A new therapy that targets the immune system has shown promise for treating atopic dermatitis, the most common form of eczema, in a trial led by University of Oxford scientists.
The small initial study, published in the journal Science Translational Medicine, is the first trial in humans to show that atopic dermatitis could be treated by targeting an immune signaling molecule called IL-33.
The positive results in the initial trial, in which 12 patients were treated with the therapy, called etokimab, have led to a larger clinical trial involving 300 participants.
The trial, funded by the company AnaptysBio Inc, was led by researchers funded by the NIHR Oxford Biomedical Research Centre and the UKRI Medical Research Council and based at the MRC Human Immunology Unit at Oxford’s John Radcliffe Hospital.
Inflammation
Atopic dermatitis is a long-term condition that results in dry, cracked, red, itchy and painful skin. ‘Atopic’ refers to increased activity of the allergy component of the immune system, which can lead to inflammation.
It affects an estimated 10 to 30% of children and two to 10% of adults.
For people with severe atopic dermatitis, current treatments include drugs like ciclosporin and methotrexate, which are less targeted, and many people can experience side-effects.
All 12 patients treated with etokimab showed a reduction in their physical eczema symptoms after treatment – at least halving their score on a scale of disease severity – and 83% achieved this improvement after 29 days.
After 29 days, there was a 40% reduction in eosinophils in the blood, a type of immune cell involved in allergic sensitivity.
Prof Graham Ogg of the MRC Human Immunology Unit and Oxford BRC, who led the study, said: “This clinical trial is the first time we’ve looked at how blocking IL-33 can help patients with atopic dermatitis and we have found they experienced significant improvement in their symptoms after a single dose.
“These results are only very preliminary, and we need to be cautious, but we’re currently testing the therapy in a larger double-blind randomised trial in people with atopic dermatitis and we look forward to seeing the results.”
He added: “New antibody therapies, like etokimab, are exquisitely specific in what they target and they have the potential to help patients and to help us better understand disease.”
Molecule
As well as measuring how much the participants’ symptoms improved, the researchers also conducted tests to better understand the role of IL-33 in the skin.

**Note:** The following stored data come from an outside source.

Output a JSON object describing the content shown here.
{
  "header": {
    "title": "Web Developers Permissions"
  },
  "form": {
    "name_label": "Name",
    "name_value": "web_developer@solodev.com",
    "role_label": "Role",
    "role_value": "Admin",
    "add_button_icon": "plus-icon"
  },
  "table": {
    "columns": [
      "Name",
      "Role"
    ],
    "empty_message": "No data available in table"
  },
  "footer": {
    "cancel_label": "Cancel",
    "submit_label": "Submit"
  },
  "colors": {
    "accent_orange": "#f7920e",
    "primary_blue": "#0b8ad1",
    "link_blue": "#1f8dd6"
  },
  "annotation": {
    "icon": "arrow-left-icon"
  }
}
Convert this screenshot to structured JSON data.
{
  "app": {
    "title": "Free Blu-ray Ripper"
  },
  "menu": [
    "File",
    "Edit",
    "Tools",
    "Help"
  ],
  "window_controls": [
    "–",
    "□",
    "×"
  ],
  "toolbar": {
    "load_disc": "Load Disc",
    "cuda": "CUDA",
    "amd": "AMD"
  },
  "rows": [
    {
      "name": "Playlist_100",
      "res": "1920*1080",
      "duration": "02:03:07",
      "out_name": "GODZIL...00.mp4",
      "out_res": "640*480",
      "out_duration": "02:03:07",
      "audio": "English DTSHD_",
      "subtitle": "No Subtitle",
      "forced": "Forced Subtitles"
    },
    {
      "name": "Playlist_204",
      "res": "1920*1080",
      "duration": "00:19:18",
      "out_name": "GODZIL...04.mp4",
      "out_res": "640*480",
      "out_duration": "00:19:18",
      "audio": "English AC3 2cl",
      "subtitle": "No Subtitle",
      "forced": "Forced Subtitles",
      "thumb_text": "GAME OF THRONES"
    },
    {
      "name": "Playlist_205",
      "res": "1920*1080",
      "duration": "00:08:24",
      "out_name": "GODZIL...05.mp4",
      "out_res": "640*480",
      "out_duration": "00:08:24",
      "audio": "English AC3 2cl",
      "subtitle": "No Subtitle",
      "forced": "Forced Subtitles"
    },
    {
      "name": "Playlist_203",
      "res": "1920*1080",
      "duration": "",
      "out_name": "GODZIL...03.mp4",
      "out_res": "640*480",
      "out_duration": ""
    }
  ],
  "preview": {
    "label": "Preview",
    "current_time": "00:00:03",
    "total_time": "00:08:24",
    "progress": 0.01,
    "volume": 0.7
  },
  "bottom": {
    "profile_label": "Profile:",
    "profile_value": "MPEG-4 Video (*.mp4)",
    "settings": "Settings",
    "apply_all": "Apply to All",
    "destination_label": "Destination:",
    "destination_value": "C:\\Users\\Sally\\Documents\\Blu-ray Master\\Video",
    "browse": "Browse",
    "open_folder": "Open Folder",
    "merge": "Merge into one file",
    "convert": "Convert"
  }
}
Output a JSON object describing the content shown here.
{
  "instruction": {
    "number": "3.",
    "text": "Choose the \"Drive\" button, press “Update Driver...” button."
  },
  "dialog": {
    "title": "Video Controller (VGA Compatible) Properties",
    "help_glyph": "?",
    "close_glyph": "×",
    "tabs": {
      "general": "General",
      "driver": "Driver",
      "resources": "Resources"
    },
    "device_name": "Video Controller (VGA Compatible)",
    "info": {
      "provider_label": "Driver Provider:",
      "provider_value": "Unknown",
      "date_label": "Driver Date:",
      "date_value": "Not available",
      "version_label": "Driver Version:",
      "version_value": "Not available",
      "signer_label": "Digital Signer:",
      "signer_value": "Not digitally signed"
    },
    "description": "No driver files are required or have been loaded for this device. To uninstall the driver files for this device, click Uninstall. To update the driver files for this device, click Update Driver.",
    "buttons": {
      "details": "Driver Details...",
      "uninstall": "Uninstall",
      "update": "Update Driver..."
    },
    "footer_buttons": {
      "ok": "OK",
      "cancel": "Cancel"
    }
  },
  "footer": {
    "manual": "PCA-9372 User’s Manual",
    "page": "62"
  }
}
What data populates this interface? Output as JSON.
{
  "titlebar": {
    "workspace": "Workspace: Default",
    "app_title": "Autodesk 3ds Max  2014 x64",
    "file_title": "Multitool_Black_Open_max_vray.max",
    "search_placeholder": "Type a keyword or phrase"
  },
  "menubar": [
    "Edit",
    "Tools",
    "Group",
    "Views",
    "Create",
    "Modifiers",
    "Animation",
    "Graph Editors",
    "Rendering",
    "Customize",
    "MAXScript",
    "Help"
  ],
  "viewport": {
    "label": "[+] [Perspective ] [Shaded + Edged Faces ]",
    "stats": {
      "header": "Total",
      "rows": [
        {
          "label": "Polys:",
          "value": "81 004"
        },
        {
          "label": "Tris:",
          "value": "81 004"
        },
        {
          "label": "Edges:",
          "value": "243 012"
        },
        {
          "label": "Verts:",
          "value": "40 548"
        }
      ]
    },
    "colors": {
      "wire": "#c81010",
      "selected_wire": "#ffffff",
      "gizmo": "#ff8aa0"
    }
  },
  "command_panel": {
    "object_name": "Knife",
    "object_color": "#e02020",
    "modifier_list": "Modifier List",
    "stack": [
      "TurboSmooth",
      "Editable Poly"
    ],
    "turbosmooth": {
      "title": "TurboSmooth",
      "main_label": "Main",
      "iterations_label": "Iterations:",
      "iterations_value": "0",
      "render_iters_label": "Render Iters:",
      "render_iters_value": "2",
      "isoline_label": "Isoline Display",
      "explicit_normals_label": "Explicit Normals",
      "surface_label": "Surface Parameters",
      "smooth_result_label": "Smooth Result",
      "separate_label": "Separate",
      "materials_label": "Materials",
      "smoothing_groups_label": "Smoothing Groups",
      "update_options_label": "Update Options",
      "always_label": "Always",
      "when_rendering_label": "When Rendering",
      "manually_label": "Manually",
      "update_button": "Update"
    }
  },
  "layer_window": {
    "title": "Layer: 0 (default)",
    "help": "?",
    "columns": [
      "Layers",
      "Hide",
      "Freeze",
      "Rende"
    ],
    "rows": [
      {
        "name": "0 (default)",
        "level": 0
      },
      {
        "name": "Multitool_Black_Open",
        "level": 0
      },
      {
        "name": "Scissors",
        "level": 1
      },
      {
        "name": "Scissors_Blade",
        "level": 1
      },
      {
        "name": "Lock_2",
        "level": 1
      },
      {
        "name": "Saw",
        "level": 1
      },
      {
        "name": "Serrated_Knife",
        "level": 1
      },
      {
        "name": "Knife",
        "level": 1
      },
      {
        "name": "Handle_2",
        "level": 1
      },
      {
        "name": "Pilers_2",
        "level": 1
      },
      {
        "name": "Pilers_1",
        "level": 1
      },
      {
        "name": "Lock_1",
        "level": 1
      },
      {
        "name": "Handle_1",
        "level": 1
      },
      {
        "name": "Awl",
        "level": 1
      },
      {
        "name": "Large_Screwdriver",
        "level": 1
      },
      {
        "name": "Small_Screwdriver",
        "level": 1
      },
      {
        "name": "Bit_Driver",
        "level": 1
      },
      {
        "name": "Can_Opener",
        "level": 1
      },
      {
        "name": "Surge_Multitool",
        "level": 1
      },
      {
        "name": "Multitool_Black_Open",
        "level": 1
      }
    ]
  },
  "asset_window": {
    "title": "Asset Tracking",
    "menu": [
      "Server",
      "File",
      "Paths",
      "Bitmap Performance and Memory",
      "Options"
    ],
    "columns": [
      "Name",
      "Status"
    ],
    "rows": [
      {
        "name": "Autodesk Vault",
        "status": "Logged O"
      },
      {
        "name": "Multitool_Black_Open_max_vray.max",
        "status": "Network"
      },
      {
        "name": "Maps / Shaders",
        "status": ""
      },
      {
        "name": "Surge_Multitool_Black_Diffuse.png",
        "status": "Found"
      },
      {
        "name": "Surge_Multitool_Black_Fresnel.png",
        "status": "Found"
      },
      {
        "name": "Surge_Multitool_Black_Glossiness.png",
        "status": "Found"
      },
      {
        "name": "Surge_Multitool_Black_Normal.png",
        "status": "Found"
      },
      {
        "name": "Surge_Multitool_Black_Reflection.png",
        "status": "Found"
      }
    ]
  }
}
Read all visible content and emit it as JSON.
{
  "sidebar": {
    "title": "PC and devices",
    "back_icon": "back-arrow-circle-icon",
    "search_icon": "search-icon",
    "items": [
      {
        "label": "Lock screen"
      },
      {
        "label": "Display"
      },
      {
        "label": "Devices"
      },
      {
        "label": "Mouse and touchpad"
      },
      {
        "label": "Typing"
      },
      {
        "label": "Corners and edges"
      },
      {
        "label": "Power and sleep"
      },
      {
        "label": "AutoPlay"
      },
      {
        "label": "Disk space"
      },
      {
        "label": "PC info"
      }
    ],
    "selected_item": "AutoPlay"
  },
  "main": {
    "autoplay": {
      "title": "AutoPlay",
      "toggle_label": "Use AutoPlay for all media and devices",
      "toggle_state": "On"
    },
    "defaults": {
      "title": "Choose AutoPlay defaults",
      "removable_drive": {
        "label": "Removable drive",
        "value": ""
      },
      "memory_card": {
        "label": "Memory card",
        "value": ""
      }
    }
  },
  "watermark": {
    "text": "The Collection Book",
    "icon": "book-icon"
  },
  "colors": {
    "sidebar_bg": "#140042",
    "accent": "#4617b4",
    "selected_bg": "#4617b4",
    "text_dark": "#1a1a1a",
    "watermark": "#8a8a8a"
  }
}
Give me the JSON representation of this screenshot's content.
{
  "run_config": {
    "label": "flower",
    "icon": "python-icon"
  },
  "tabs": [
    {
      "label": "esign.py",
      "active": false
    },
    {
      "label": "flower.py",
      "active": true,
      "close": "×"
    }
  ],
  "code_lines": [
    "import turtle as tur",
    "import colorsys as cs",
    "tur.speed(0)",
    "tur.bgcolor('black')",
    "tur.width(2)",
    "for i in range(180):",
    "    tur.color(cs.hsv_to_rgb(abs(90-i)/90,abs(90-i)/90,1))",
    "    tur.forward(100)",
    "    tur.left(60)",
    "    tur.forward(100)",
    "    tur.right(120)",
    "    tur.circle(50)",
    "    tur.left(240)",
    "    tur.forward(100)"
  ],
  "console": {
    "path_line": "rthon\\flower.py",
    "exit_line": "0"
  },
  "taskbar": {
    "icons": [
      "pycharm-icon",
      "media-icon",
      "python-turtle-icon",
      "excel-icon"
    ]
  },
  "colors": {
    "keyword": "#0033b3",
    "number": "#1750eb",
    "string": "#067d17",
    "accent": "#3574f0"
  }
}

The molecule that etokimab targets, IL-33, is released by damaged skin cells and ‘recruits’ immune cells to the site. The researchers wanted to understand if blocking IL-33 altered the influx of immune cells associated with inflammation.
The 12 participants received a placebo injection and then a week later received the etokimab injection. Four days after each injection they were given small injections in the skin to challenge the immune system: a placebo in the left arm, and house dust mite allergen (to which they were allergic) in the right arm. The next day, fluid and cells at the site of the challenges was sampled.
The researchers found that after the etokimab treatment, patients had fewer neutrophils, immune cells involved in inflammation, moving to these sites.
This led the researchers to suggest that future research could investigate if treatments targeting IL-33 might also be beneficial for other immune diseases that can be associated with neutrophils, such as psoriasis and neutrophilic asthma.
Prof Ogg said: “We’ve been studying the role of IL-33 in human skin for nearly 10 years, with the lab work suggesting IL-33 might be a potential target for therapies. So we are pleased that in this first human trial in patients with atopic dermatitis, we have confirmed that the IL-33 pathway appears to be a therapeutic target in its own right.
“Doing experimental research in humans in crucially important if we are to make advances in treatment, and in this study it was initially surprising to us that the dominant effect of etokimab was reducing neutrophil migration into the skin.
“I’m very grateful and humbled by all the patients who’ve generously contributed skin and blood samples over the years to help us to understand the underlying the processes that contribute to their atopic dermatitis – our research completely depends on such support,” he concluded.